Ol' Red has a style all her own and being a good fishing buddy I don't question it.
For example, she invested in a very good pair of wading boots but wears tattered
jeans circa 1970 in lieu of waders. And rather than don a vest she dangles a fly
box from her belt loop. Who am I to say? Where she shines is her persistence.
She'll work a pocket until she catches something or is certain nobody's home.
Then it beckoned. The Frying Pan. I hadn't been there in a year and it called to me
like a sirens aire. After considerable discussion (this is where you get a visual of me
on my knees) we set the date for the weekend after Labor Day. We were going to
camp out and spend two days fishing. The next week was spent tying flies and
leaders and making all sorts of preparations. I was pumped.
The drive to the Pan took us through the most horrific thunder storm of the decade.
It finally broke when we arrived in the town of Basalt as the sun was setting.
We had just enough time to pitch the tent and cook supper before it started up
again. Oh . . . and it was cold. I know this because my fishing buddy told me so.
Often. Repeatedly. All through the night and into the next morning. (Did I say
we were in Colorado?) Being a gentleman, I got up early the next morning and
made her coffee. We then to drove to the Two Rivers Cafe for a hearty breakfast
then pressed on to the river. As you can tell, there are few things I love more than
the Frying Pan and here I was . . . on the Pan with my new fishing buddy. Then it
started to unravel. The Green Drake hatch had petered out, she didn't catch anything
and two of my rods and my left thumb ended up broken. The only positive event
during the trip was running into a very brief BWO hatch that netted three browns.

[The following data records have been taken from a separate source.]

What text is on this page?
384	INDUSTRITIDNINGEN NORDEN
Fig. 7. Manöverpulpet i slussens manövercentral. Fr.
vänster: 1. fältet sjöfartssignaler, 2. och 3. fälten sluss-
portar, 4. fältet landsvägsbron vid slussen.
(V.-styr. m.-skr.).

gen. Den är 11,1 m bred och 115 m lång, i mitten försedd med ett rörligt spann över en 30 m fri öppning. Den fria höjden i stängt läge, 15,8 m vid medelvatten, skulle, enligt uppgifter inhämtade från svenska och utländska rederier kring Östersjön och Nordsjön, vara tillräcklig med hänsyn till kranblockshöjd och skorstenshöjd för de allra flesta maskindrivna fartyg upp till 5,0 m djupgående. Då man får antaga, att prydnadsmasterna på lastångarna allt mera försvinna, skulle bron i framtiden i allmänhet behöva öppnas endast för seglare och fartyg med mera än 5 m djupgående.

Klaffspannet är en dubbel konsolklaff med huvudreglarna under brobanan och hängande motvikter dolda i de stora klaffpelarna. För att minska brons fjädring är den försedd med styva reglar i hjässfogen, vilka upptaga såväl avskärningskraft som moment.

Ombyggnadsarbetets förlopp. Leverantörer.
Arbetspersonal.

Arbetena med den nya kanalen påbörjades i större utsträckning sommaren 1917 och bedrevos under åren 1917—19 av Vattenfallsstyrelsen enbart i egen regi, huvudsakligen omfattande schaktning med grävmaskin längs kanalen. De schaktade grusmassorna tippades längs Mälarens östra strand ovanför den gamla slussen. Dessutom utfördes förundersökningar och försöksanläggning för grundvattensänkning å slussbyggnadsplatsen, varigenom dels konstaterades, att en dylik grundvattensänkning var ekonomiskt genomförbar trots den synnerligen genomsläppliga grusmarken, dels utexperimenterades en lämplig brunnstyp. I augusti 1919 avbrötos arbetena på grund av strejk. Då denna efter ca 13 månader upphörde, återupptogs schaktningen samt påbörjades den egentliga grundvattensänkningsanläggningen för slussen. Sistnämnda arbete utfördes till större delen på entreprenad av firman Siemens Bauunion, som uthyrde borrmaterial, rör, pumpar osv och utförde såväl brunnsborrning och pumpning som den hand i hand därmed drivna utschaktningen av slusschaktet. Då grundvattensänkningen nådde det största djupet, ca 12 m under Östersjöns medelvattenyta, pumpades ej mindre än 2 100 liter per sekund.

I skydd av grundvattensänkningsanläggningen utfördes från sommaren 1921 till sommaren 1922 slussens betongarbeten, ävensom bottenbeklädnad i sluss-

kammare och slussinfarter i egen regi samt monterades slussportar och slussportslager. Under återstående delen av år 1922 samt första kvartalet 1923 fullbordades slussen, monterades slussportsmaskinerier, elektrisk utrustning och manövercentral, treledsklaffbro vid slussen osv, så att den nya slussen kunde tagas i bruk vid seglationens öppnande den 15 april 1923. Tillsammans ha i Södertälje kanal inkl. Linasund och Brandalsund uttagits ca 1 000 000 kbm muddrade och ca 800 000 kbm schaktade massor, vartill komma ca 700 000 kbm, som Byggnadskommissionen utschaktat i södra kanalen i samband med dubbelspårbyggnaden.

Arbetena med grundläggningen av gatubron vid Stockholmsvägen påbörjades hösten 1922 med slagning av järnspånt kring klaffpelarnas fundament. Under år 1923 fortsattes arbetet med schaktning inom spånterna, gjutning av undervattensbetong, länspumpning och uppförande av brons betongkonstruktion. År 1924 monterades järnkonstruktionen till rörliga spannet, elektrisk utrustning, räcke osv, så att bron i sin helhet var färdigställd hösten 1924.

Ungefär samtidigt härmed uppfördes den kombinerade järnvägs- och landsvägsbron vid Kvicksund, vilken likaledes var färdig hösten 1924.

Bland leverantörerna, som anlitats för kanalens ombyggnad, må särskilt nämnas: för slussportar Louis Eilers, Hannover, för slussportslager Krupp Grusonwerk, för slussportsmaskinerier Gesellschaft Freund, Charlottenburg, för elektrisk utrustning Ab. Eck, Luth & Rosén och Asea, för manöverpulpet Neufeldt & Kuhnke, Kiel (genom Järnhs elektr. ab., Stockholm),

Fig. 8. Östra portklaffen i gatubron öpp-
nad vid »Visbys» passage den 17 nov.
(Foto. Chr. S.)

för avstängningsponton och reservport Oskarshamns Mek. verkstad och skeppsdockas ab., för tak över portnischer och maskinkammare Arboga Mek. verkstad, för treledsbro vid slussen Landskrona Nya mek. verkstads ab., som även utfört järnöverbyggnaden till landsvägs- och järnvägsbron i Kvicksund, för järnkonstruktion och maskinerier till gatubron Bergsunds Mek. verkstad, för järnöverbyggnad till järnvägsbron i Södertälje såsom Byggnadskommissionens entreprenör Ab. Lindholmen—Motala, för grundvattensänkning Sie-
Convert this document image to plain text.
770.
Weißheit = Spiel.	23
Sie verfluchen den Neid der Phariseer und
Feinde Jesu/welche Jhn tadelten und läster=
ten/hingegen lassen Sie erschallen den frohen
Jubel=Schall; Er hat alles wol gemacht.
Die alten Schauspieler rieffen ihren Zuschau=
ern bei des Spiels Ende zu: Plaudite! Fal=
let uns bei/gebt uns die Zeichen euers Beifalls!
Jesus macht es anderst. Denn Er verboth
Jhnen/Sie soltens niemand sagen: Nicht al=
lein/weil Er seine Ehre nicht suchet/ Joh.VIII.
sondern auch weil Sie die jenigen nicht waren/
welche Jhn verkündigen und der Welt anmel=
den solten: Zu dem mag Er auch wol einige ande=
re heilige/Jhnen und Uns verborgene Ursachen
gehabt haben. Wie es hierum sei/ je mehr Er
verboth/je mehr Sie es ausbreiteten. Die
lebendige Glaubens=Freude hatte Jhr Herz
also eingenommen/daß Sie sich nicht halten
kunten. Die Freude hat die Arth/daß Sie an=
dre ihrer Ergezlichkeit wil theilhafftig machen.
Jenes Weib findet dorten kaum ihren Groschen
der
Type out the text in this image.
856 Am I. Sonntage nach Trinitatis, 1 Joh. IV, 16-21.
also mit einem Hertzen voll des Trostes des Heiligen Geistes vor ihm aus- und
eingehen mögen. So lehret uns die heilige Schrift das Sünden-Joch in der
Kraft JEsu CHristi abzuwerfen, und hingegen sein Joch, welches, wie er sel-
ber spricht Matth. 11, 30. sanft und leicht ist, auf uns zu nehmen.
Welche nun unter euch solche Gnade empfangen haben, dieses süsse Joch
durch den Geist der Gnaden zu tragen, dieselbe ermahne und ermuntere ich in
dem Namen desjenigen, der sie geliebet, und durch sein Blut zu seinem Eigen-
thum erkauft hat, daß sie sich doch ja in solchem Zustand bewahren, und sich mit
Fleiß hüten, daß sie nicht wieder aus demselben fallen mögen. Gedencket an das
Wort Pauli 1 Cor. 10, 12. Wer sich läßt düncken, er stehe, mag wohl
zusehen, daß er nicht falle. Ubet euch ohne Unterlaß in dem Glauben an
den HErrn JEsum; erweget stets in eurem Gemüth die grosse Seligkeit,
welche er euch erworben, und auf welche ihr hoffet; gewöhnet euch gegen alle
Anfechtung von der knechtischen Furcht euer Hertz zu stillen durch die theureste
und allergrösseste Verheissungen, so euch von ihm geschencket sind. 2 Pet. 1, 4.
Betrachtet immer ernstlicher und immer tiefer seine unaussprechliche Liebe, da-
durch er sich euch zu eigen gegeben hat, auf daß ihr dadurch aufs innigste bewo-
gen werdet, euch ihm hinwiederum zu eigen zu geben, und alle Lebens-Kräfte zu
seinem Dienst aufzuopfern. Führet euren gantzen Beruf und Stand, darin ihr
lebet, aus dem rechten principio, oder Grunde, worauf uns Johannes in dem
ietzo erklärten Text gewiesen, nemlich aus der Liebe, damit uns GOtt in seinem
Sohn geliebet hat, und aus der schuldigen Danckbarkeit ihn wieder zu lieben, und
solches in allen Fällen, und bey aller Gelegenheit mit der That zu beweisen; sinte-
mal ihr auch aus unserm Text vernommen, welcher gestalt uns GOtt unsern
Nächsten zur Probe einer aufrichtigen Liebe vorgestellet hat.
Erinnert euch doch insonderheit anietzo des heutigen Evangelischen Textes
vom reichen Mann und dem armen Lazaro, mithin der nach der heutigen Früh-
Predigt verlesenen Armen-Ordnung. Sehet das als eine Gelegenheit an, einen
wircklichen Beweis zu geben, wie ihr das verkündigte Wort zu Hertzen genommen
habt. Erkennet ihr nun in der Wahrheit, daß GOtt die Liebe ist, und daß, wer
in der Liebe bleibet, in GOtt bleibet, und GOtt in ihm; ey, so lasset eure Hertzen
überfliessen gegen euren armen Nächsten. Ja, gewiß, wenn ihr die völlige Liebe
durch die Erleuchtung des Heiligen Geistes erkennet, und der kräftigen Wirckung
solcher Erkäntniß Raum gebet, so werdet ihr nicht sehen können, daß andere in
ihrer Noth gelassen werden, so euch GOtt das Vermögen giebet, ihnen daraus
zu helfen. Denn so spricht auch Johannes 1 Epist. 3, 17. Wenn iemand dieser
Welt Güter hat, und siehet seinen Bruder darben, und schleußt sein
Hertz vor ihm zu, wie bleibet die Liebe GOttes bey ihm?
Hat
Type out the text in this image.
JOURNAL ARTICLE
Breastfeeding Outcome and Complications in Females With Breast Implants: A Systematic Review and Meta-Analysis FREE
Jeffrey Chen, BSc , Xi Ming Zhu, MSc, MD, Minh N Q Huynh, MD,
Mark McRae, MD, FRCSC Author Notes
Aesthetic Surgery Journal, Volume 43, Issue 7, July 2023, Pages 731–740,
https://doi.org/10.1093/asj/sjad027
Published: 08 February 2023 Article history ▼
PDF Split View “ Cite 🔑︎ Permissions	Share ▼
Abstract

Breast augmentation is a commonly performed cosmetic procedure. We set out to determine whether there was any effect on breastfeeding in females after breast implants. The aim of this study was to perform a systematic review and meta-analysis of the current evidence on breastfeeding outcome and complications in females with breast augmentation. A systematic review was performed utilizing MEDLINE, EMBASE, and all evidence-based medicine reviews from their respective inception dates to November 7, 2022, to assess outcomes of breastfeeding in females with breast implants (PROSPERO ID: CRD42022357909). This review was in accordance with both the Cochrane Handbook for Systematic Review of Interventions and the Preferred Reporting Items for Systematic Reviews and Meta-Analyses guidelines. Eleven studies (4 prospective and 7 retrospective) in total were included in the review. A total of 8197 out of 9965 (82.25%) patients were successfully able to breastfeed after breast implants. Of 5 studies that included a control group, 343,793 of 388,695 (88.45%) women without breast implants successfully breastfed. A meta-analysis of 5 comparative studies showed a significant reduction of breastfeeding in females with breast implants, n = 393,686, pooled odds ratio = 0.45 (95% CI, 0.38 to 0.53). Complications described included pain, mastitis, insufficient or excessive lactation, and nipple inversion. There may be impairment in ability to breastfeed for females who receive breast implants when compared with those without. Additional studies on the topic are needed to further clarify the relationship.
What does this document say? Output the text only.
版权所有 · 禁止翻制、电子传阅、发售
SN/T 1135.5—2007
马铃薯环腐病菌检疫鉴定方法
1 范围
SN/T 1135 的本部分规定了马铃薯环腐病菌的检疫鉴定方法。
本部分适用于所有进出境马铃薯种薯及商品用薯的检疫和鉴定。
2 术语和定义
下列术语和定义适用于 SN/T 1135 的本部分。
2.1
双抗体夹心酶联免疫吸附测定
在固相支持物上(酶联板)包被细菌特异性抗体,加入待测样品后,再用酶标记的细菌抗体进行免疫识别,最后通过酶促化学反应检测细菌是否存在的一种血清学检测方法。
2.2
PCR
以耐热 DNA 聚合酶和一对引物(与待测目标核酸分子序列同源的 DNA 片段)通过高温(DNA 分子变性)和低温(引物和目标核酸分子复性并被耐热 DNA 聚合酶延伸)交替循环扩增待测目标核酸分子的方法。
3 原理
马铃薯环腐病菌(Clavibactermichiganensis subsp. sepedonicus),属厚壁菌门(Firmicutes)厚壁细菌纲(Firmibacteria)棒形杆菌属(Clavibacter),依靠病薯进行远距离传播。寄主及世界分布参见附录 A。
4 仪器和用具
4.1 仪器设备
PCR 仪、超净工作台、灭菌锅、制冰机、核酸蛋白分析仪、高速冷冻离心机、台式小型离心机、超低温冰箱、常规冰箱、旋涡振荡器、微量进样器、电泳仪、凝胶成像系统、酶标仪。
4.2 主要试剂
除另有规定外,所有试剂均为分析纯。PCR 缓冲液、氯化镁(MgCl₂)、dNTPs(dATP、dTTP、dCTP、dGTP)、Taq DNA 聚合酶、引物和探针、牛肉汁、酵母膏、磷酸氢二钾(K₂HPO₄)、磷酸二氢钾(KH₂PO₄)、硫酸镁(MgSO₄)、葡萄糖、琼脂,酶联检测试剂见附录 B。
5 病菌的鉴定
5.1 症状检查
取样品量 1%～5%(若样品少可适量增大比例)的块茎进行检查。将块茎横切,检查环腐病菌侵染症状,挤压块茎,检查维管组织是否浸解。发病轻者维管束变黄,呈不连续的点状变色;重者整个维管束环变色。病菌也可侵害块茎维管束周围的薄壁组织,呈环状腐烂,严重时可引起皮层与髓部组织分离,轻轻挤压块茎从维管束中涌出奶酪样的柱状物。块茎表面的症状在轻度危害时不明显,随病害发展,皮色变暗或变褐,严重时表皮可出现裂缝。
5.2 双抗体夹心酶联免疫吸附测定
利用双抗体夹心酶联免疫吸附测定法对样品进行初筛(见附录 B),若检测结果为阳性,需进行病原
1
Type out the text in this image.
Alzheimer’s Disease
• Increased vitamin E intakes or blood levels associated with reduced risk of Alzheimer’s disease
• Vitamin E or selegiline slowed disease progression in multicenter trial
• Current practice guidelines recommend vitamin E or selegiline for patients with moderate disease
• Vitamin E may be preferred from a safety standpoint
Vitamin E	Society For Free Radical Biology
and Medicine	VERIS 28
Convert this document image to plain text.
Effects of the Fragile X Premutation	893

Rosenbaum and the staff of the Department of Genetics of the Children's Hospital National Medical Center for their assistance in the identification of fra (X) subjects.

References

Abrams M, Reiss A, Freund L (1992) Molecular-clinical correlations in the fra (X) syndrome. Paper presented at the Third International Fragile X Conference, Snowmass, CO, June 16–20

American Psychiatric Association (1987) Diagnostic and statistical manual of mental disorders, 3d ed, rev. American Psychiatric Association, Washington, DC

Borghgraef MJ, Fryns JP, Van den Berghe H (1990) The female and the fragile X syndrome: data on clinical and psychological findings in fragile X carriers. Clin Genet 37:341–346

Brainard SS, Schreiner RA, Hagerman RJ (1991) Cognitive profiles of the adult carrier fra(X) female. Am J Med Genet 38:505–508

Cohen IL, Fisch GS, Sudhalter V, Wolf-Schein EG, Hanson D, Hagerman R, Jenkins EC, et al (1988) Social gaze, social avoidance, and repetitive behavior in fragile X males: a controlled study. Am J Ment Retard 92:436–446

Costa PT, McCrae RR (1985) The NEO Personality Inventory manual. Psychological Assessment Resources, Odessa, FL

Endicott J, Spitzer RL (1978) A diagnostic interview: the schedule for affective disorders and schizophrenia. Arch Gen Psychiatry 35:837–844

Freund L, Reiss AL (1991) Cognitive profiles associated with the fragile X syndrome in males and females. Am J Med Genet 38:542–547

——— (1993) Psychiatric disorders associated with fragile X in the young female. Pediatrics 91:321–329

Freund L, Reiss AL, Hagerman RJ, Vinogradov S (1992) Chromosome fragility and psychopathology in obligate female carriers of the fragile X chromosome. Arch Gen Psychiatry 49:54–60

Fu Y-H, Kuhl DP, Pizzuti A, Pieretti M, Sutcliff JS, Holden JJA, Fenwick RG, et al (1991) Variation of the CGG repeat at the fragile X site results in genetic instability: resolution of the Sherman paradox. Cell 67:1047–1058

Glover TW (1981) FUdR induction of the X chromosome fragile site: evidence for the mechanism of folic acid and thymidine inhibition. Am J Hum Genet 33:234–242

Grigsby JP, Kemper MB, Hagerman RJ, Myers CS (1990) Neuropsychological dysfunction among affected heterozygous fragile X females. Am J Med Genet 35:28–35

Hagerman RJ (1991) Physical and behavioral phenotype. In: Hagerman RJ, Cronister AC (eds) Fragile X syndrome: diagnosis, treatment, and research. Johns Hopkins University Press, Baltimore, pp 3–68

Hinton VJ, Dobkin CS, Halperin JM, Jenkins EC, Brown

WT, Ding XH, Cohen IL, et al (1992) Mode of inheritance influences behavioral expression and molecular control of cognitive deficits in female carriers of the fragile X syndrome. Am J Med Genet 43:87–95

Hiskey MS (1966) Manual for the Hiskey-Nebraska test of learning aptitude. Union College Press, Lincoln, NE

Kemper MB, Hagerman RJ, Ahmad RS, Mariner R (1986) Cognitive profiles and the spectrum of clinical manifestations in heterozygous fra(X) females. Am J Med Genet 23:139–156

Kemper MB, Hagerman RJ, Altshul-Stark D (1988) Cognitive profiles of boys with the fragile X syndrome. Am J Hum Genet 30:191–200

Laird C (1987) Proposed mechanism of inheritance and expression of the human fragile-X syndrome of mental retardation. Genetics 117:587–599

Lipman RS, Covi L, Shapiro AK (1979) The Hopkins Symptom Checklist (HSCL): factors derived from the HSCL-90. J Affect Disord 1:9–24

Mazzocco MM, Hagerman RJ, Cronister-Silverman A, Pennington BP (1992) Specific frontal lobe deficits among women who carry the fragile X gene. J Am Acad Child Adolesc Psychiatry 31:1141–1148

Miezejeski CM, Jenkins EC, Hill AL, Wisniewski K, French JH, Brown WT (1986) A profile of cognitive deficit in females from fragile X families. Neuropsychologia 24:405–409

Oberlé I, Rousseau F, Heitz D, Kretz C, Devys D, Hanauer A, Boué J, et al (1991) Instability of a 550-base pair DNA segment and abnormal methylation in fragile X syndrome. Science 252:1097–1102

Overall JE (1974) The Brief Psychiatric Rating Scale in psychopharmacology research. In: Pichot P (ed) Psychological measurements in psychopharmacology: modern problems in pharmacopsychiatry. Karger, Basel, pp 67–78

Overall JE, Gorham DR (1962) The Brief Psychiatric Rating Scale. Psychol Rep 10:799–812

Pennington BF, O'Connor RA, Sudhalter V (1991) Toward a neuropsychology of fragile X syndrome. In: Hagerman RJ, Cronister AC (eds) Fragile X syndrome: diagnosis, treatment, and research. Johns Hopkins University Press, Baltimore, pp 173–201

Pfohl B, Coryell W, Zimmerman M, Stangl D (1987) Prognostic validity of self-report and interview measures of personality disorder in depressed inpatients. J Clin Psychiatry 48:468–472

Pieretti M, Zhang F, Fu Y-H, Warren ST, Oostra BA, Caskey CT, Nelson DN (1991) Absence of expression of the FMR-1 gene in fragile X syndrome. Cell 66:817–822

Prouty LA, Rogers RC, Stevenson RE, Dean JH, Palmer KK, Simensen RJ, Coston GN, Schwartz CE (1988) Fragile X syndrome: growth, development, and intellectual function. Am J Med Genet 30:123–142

Pretty dismal you say? The worst was yet to come.
Seeing that her fun meter was registering zero, I suggested we go back early. She
agreed and we loaded up and drove down the canyon. So as not to make the trip
a complete loss I decided, without consulting her, to return by way of Independence
Pass. If you can't remember ever being over Independence Pass, you've never been
there. It sticks in your mind. I'm not alluding to the breathtaking scenery but the
breathtaking road. It's not so bad if you're driving but passengers exhibit various
reactions ranging from mild panic to attempts to crawl under the dashboard. Picture,
if you will, sheer drops of several thousand feet viewed from a two lane road with no
guard rails. Well, guess what. Ol' Red has an acute fear of heights, the onset of which
occurred just past the point of no return. She held together though and I felt bad.
Somewhere down the other slope I was advised that any other vistas I might have
in mind would bring about my death. She's still my fishing buddy . . . I think. Camping
out in the cold however, has been permanently banned and two lane mountain roads
must be preapproved.
Well there you go. Chicken fish, broken rods and acrophobia. Now you see why I
like to fish alone. Hmmmm . . . and what about Rule Number One?